The fixable part is that you may miscalculate, mis-allocate, or simply miss some of your costs. Now your numbers are off, profit is below expectations, and you need to work more hours (for no extra pay).
The intrinsic issue is that you’re leaving money on the table. You can’t compete with larger vendors, outsourced labor and other advantages that larger players enjoy. If you have a hardware store, you don’t want to compete with The Home Depot on price. If you have a restaurant, you don’t want to compete with McDonalds on price. If you have a service business, you don’t want to compete with the cheapest off-shoring option available on price. There can be only one low-cost provider in any market, and for a small business owner, they only way you’re going to the low cost provider is if you don’t get paid. Not a good option.
So you might look at the competition and try to price against them. But wait, if they’re costs are lower than yours, trying to match prices with them could leave you even worse off than cost-plus, right? That depends on how they price, of course. There’s a saying in pricing that you’re only as smart as your dumbest competitor. But you also have the option of using the competitions’ prices as a guide and marking up from there. Notice that this is the opposite of the common small business philosophy of marking down from the competition because you’re “not as established”. When you mark up, you have a great chance to highlight the differences relative to the competition. “Sure, your main law firm charges a little bit less, but this is our area of expertise. We’ll do better with less risk and less headaches.” “The upfront cost is higher, but we’re faster and you’ll get the value from your new system in 1 month instead of 6.”

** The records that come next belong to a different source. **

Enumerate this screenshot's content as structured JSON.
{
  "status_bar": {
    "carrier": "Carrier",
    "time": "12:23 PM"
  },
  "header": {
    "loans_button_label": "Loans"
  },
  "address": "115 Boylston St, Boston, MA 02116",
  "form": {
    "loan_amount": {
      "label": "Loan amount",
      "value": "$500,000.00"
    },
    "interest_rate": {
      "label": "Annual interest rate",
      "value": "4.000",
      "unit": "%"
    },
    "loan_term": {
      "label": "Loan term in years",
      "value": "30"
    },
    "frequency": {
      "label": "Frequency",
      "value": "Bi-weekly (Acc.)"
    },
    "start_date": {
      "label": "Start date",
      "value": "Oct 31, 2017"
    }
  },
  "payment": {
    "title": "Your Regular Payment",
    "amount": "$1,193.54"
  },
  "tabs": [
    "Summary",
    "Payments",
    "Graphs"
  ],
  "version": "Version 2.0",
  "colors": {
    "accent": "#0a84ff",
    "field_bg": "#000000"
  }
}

As we’re talking about how we’re different from the competition, and why that difference matters to the customer, we come to value-based pricing. This means pricing based on the perceived differential value of your offering. This is the way to maximize your profits. Note that value is perceived by the customer. It is not an objective number. But you can do a lot to help customers perceive your value.
The more differentiated your offering, the more you can price relative to the alternatives. Make sure you highlight the differentiators. A lot of small businesses don’t realize the value that their personal service provides. Notice that the less differentiated the offerings, the closer your value is to your competition. In a “perfect market”, suppliers prices get driven down to the marginal cost, and all 3 methods product the same price. As a small business owner, you want to avoid perfect markets. (Large businesses do, too, but they have the advantage of leveraging the regulatory apparatus, that in theory is supposed to protect competition, to achieve the opposite effect.)
Value-based pricing takes a bit more work, but the dividends can be huge. Some small business have raised prices 20-200%, without losing business. They just didn’t realize the value they provided.
We’ll get into more details on how to do value-based pricing, but for now, the idea is to avoid cost-plus and strict competitive-match pricing.